Arrive breathless—possibly from the stairs (there are many)—but more likely from the sense you’ve stumbled not merely into a hotel, rather into a kind of living stillness. A white page waiting for poetry. Mornings unfold with a caffè freddo sipped in the hush of the terrace, the Tyrrhenian below glinting like wet silk. Even the furniture seems to exhale—a Sorrentine armchair angled just so, light pooling on the tiled floor like spilled limoncello.

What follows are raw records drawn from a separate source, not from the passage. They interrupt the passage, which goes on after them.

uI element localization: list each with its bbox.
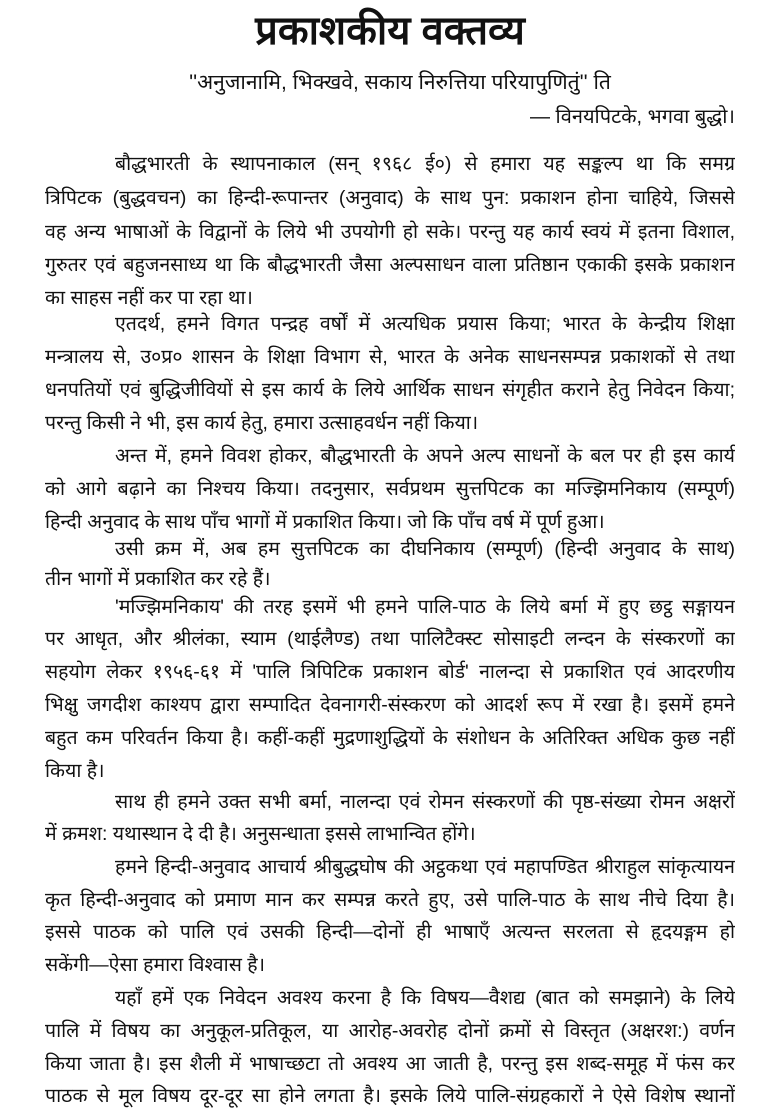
paragraph-line: तीन भागों में प्रकाशित कर रहे हैं। [45,568,271,590]
epigraph-attribution: — विनयपिटके, भगवा बुद्धो। [530,106,735,128]
paragraph-line: का साहस नहीं कर पा रहा था। [45,287,253,309]
paragraph-line: यहाँ हमें एक निवेदन अवश्य करना है कि विषय—वैशद्य (बात को समझाने) के लिये [115,987,735,1009]
paragraph-line: पालि में विषय का अनुकूल-प्रतिकूल, या आरोह-अवरोह दोनों क्रमों से विस्तृत (अक्षरश:) वर्णन [45,1020,735,1042]
paragraph-line: त्रिपिटक (बुद्धवचन) का हिन्दी-रूपान्तर (अनुवाद) के साथ पुन: प्रकाशन होना चाहिये, जिससे [45,187,735,209]
paragraph-line: बहुत कम परिवर्तन किया है। कहीं-कहीं मुद्रणाशुद्धियों के संशोधन के अतिरिक्त अधिक कुछ नहीं [45,727,735,749]
paragraph-line: 'मज्झिमनिकाय' की तरह इसमें भी हमने पालि-पाठ के लिये बर्मा में हुए छट्ठ सङ्गायन [115,596,735,618]
paragraph-line: पाठक से मूल विषय दूर-दूर सा होने लगता है। इसके लिये पालि-संग्रहकारों ने ऐसे विशेष स्थानों [45,1085,735,1107]
paragraph-line: को आगे बढ़ाने का निश्चय किया। तदनुसार, सर्वप्रथम सुत्तपिटक का मज्झिमनिकाय (सम्पूर्ण) [45,478,735,500]
paragraph-line: कृत हिन्दी-अनुवाद को प्रमाण मान कर सम्पन्न करते हुए, उसे पालि-पाठ के साथ नीचे दिया है। [45,889,735,911]
paragraph-line: परन्तु किसी ने भी, इस कार्य हेतु, हमारा उत्साहवर्धन नहीं किया। [45,412,479,434]
paragraph-line: सकेंगी—ऐसा हमारा विश्वास है। [45,954,266,976]
paragraph-line: एतदर्थ, हमने विगत पन्द्रह वर्षों में अत्यधिक प्रयास किया; भारत के केन्द्रीय शिक्षा [115,313,735,335]
paragraph-line: अन्त में, हमने विवश होकर, बौद्धभारती के अपने अल्प साधनों के बल पर ही इस कार्य [115,445,735,467]
paragraph-line: इससे पाठक को पालि एवं उसकी हिन्दी—दोनों ही भाषाएँ अत्यन्त सरलता से हृदयङ्गम हो [45,921,735,943]
page-title: प्रकाशकीय वक्तव्य [255,9,525,53]
paragraph-line: बौद्धभारती के स्थापनाकाल (सन् १९६८ ई०) से हमारा यह सङ्कल्प था कि समग्र [115,153,735,175]
epigraph-quote: ''अनुजानामि, भिक्खवे, सकाय निरुत्तिया परियापुणितुं'' ति [189,71,611,94]
paragraph-line: किया जाता है। इस शैली में भाषाच्छटा तो अवश्य आ जाती है, परन्तु इस शब्द-समूह में फंस कर [45,1053,735,1075]
paragraph-line: मन्त्रालय से, उ०प्र० शासन के शिक्षा विभाग से, भारत के अनेक साधनसम्पन्न प्रकाशकों से तथा [45,346,735,368]
paragraph-line: हमने हिन्दी-अनुवाद आचार्य श्रीबुद्धघोष की अट्ठकथा एवं महापण्डित श्रीराहुल सांकृत्यायन [115,856,735,878]
paragraph-line: गुरुतर एवं बहुजनसाध्य था कि बौद्धभारती जैसा अल्पसाधन वाला प्रतिष्ठान एकाकी इसके प्रकाशन [45,254,735,276]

Un Piano Nel Ciclo—literally, “a floor in the sky”—boasts one of Amalfi’s most esteemed dinner reservations, and Michelin agrees. Crowned with a coveted star, the restaurant flirts with the divine without losing its roots. Under Chef Leopoldo Elefante’s dreamy choreography, each dish—delicate cru of langoustine, and pastas that seem to inhale the salt air—lands like an edible sunburst: radiant, precise, and entirely seductive.
Casa Angelina’s private glass elevator descends to La Gavitella beach, likely the most sun-drenched west-facing stretch on the coast. For those who think beaches are just the appetizer, the hotel’s private boat, Lady Angelina, glides guests past hidden coves, into Capri’s wave-worn grottoes, and along Sorrento’s storied shoreline.
Over at Borgo Santandrea, rooms slope down the cliffside like a well-bred secret—part hotel, part Antonioni set piece. Feigning nonchalance while clearly very pleased with itself, the resort boasts the only private sandy beach in the region (a detail so discreet you nearly miss the flex). Staff have the air of people who could tie a cravat while blindfolded. There’s a boat named something sleek and vowel-heavy, which you may take out to “discover” Amalfi, as if the coast were an affair you’re just now admitting to. At Alici, their Michelin-starred restaurant, dinner arrives looking posed for a still life and tastes like the orchard’s favorite child. It’s all so elegant it edges on surreal: vintage tiles one imagines only monks or mildly deranged collectors would lay by hand, and a pool so blue it feels suspicious. You don’t stay at Borgo. You temporarily become someone more fascinating who does.
For those who prefer their dolce vita minus the crowds and rich in intrigue, enter Access Italy’s Pearls of the Mediterranean—a nine-day fever dream stitched together by insiders who know which artisan makes sandals for popes and which trattoria will ruin you for all others. Capri’s cinematic magnetism by private boat and twilight cruise; Amalfi is all cliff-dives and cooking classes in sun-drenched estates. Pompeii comes with a guide who skips the toga talk and lava platitudes, unpacking the ruins like a cold case. By Naples, you’re deep into raw alleys of pizza and pastel architecture, street-food sermons and subtext.
In the end, what lingers isn’t just the salt on your skin or the aftertaste of some absurdly flawless spaghetti alle vongole—it’s the sense that Capri clocked your secrets before you’d unpacked, and Amalfi forgave them before dessert. Served with the wink of an ancient god and the timing of a Vespa downshift.